2) Publishers. "The danger is that . . . practically all the magazines on the stands will either not discuss [public] issues at all, or will do it with blinders on--each magazine expressing its own special view, whatever this may be, and not acquainting its readers with any other views . . . the traffic in fresh ideas has therefore been dependent largely upon a handful of magazines which were liberal in the best sense --by which I mean that they assumed that there might be more than one side to a question, that new ideas were not necessarily poisonous, and that open-mindedness was a virtue.
"The journalist of the closed mind . . . knows in advance which side he is on, and engages the correspondent or accepts the article that will give aid and comfort to that side. Forsaking the obligation to illuminate, he turns on the heat. The result is inevitable: the other side fights back. The blood pressure of the community rises. And what we tend to have in our journalism is not a town meeting in which unexpected opinions and fresh solutions and ingenious compromises have a hearing, but a pitched battle of propagandas. . . . A certain amount of this sort of partisan journalism may be a good thing ... I am not arguing for tepidity, but for variety."

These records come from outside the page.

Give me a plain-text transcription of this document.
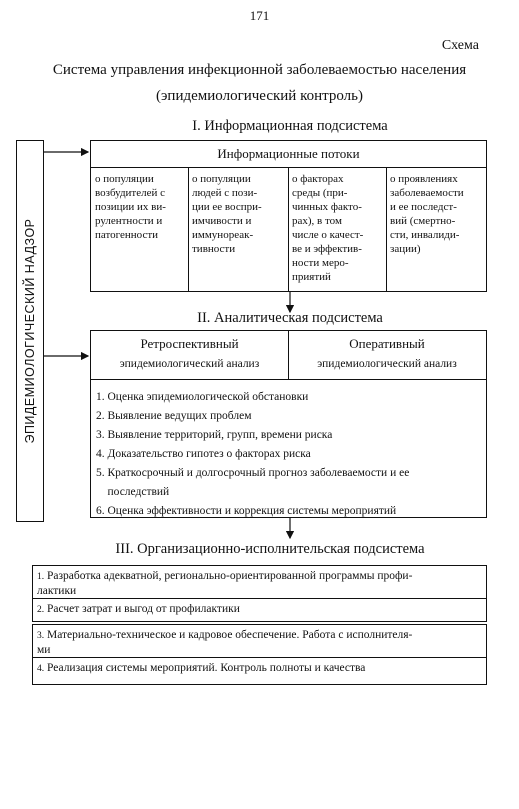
171
Схема
Система управления инфекционной заболеваемостью населения
(эпидемиологический контроль)
ЭПИДЕМИОЛОГИЧЕСКИЙ НАДЗОР
I. Информационная подсистема
Информационные потоки
о популяции
возбудителей с
позиции их ви-
рулентности и
патогенности
о популяции
людей с пози-
ции ее воспри-
имчивости и
иммунореак-
тивности
о факторах
среды (при-
чинных факто-
рах), в том
числе о качест-
ве и эффектив-
ности меро-
приятий
о проявлениях
заболеваемости
и ее последст-
вий (смертно-
сти, инвалиди-
зации)
II. Аналитическая подсистема
Ретроспективный
эпидемиологический анализ
Оперативный
эпидемиологический анализ
1. Оценка эпидемиологической обстановки
2. Выявление ведущих проблем
3. Выявление территорий, групп, времени риска
4. Доказательство гипотез о факторах риска
5. Краткосрочный и долгосрочный прогноз заболеваемости и ее
последствий
6. Оценка эффективности и коррекция системы мероприятий
III. Организационно-исполнительская подсистема
1. Разработка адекватной, регионально-ориентированной программы профи-
лактики
2. Расчет затрат и выгод от профилактики
3. Материально-техническое и кадровое обеспечение. Работа с исполнителя-
ми
4. Реализация системы мероприятий. Контроль полноты и качества
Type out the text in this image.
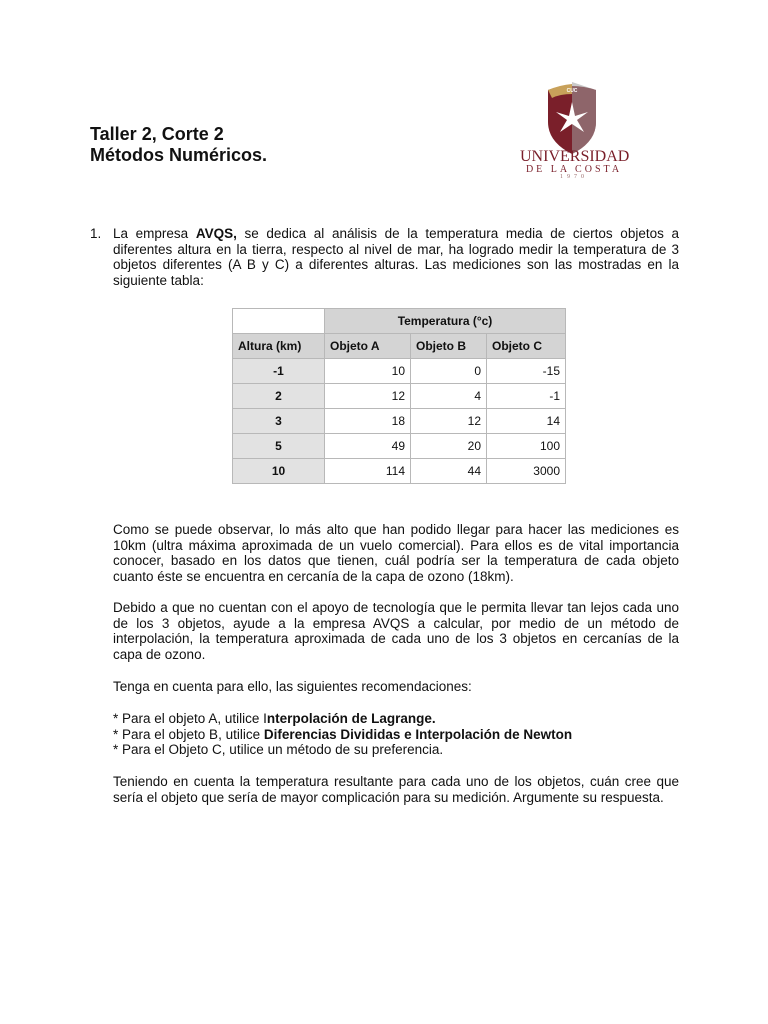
Taller 2, Corte 2
Métodos Numéricos.
CUC
UNIVERSIDAD
DE LA COSTA
1970
1. La empresa AVQS, se dedica al análisis de la temperatura media de ciertos objetos a diferentes altura en la tierra, respecto al nivel de mar, ha logrado medir la temperatura de 3 objetos diferentes (A B y C) a diferentes alturas. Las mediciones son las mostradas en la siguiente tabla:
	Temperatura (°c)		
Altura (km)	Objeto A	Objeto B	Objeto C
-1	10	0	-15
2	12	4	-1
3	18	12	14
5	49	20	100
10	114	44	3000
Como se puede observar, lo más alto que han podido llegar para hacer las mediciones es 10km (ultra máxima aproximada de un vuelo comercial). Para ellos es de vital importancia conocer, basado en los datos que tienen, cuál podría ser la temperatura de cada objeto cuanto éste se encuentra en cercanía de la capa de ozono (18km).
Debido a que no cuentan con el apoyo de tecnología que le permita llevar tan lejos cada uno de los 3 objetos, ayude a la empresa AVQS a calcular, por medio de un método de interpolación, la temperatura aproximada de cada uno de los 3 objetos en cercanías de la capa de ozono.
Tenga en cuenta para ello, las siguientes recomendaciones:
* Para el objeto A, utilice Interpolación de Lagrange.
* Para el objeto B, utilice Diferencias Divididas e Interpolación de Newton
* Para el Objeto C, utilice un método de su preferencia.
Teniendo en cuenta la temperatura resultante para cada uno de los objetos, cuán cree que sería el objeto que sería de mayor complicación para su medición. Argumente su respuesta.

3) Writers. "So pervasive has the new tradition of the closed mind become in journalism that there are many topics on which it is hard, today, to get even a reasonably fair-minded article. I should like, for instance, to know whether or not there is truth in the reports that during the war the control of American industry has become more concentrated than before. This is the sort of thing that we ought to know about. But I feel in my bones that most of the journalists who might be competent to deal with it would regard themselves as bound by conscience to make the picture either as black or as white as possible: either to show that those glorious creatures, our industrial leaders, are fashioning for us a system ever more perfect, or else that those horrid predators, the millionaires, are fastening upon us the chains of fascism."